Les femmes veulent plus!

«À travail égal, salaire égal» – ce principe est inscrit dans la Constitution fédérale depuis 1981. Pourtant, il manque aux femmes près de 10 milliards de francs chaque année. C’est un scandale et cela doit changer!

La grève des femmes du 14 juin 2019 a été la plus grande mobilisation politique qu’ait connu la Suisse depuis la grève générale, il y a plus de cent ans. La grève des femmes n’est qu’un commencement. Les employeurs se retrouvent aujourd’hui au pied du mur: ils ne sont plus en mesure plus cacher le scandale de la discrimination salariale.

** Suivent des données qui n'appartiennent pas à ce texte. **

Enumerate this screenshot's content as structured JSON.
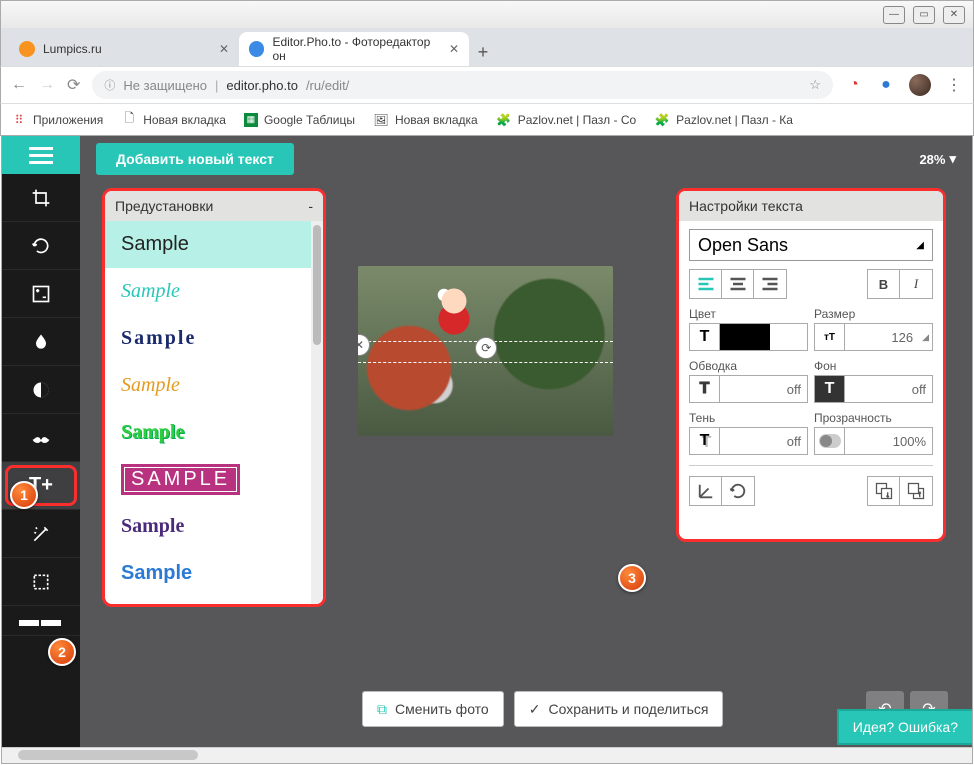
{
  "window": {
    "minimize": "—",
    "maximize": "▭",
    "close": "✕"
  },
  "tabs": [
    {
      "title": "Lumpics.ru",
      "favicon_color": "#f7931e"
    },
    {
      "title": "Editor.Pho.to - Фоторедактор он",
      "favicon_color": "#3b8ae6"
    }
  ],
  "new_tab": "+",
  "address": {
    "secure_label": "Не защищено",
    "host": "editor.pho.to",
    "path": "/ru/edit/"
  },
  "bookmarks": [
    {
      "label": "Приложения",
      "icon": "apps"
    },
    {
      "label": "Новая вкладка",
      "icon": "page"
    },
    {
      "label": "Google Таблицы",
      "icon": "sheets"
    },
    {
      "label": "Новая вкладка",
      "icon": "img"
    },
    {
      "label": "Pazlov.net | Пазл - Со",
      "icon": "puzzle"
    },
    {
      "label": "Pazlov.net | Пазл - Ка",
      "icon": "puzzle"
    }
  ],
  "app": {
    "add_text_button": "Добавить новый текст",
    "zoom": "28%",
    "presets_header": "Предустановки",
    "presets_collapse": "-",
    "presets": [
      {
        "label": "Sample",
        "style": "font-family:'Segoe UI',sans-serif;color:#222;"
      },
      {
        "label": "Sample",
        "style": "font-family:'Brush Script MT',cursive;color:#27c6b6;font-style:italic;"
      },
      {
        "label": "Sample",
        "style": "font-family:Georgia,serif;color:#1a2a6c;font-weight:bold;letter-spacing:2px;"
      },
      {
        "label": "Sample",
        "style": "font-family:'Brush Script MT',cursive;color:#e59a1f;font-style:italic;"
      },
      {
        "label": "Sample",
        "style": "font-family:'Comic Sans MS',cursive;color:#2ecc40;font-weight:bold;text-shadow:1px 1px 0 #0a5;"
      },
      {
        "label": "SAMPLE",
        "style": "font-family:Arial;background:#b83280;color:#fff;padding:2px 8px;letter-spacing:3px;border:2px solid #b83280;outline:1px solid #fff;outline-offset:-4px;"
      },
      {
        "label": "Sample",
        "style": "font-family:Georgia,serif;color:#4a2a7a;font-weight:bold;"
      },
      {
        "label": "Sample",
        "style": "font-family:Arial;color:#2a7ad6;font-weight:bold;"
      }
    ],
    "settings": {
      "header": "Настройки текста",
      "font": "Open Sans",
      "align_left": "left",
      "align_center": "center",
      "align_right": "right",
      "bold": "B",
      "italic": "I",
      "color_label": "Цвет",
      "size_label": "Размер",
      "size_value": "126",
      "stroke_label": "Обводка",
      "stroke_value": "off",
      "bg_label": "Фон",
      "bg_value": "off",
      "shadow_label": "Тень",
      "shadow_value": "off",
      "opacity_label": "Прозрачность",
      "opacity_value": "100%"
    },
    "change_photo": "Сменить фото",
    "save_share": "Сохранить и поделиться",
    "feedback": "Идея? Ошибка?"
  },
  "markers": {
    "m1": "1",
    "m2": "2",
    "m3": "3"
  }
}
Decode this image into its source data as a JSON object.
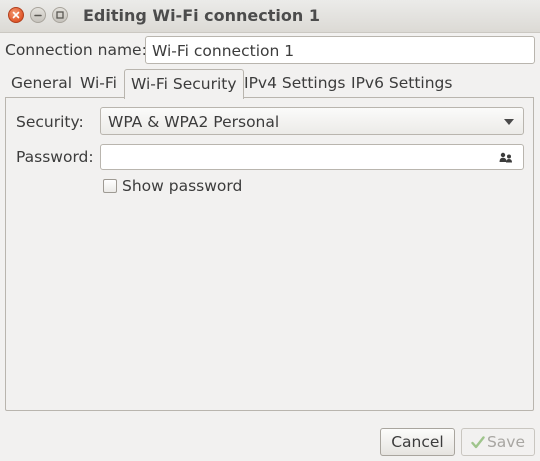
{
  "window": {
    "title": "Editing Wi-Fi connection 1",
    "controls": [
      "close-icon",
      "minimize-icon",
      "maximize-icon"
    ]
  },
  "connection": {
    "label": "Connection name:",
    "value": "Wi-Fi connection 1"
  },
  "tabs": [
    {
      "label": "General",
      "active": false
    },
    {
      "label": "Wi-Fi",
      "active": false
    },
    {
      "label": "Wi-Fi Security",
      "active": true
    },
    {
      "label": "IPv4 Settings",
      "active": false
    },
    {
      "label": "IPv6 Settings",
      "active": false
    }
  ],
  "security": {
    "label": "Security:",
    "selected": "WPA & WPA2 Personal"
  },
  "password": {
    "label": "Password:",
    "value": "",
    "icon": "users-icon"
  },
  "show_password": {
    "label": "Show password",
    "checked": false
  },
  "buttons": {
    "cancel": "Cancel",
    "save": "Save",
    "save_enabled": false
  },
  "colors": {
    "close_button": "#e0572a",
    "background": "#f2f1f0"
  }
}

L'inégalité salariale entre les femmes et les hommes est le résultat d'une discrimination directe et l'expression d'une grande injustice sociale. La discrimination salariale n'est pas conforme à la loi et par conséquent illégale. Il faut y mettre fin immédiatement. Pour y parvenir, il est nécessaire que les salaires soient régulièrement contrôlés dans toutes les entreprises à l’aide de l’instrument développé et reconnu par la Confédération. Cette mesure est attendue depuis des décennies. Le refus lamentable de la politique lors de la dernière révision ne veut pas dire qu’employeurs et associations patronales peuvent continuer à se cacher. La grève des femmes a démontré que notre de patience est à bout.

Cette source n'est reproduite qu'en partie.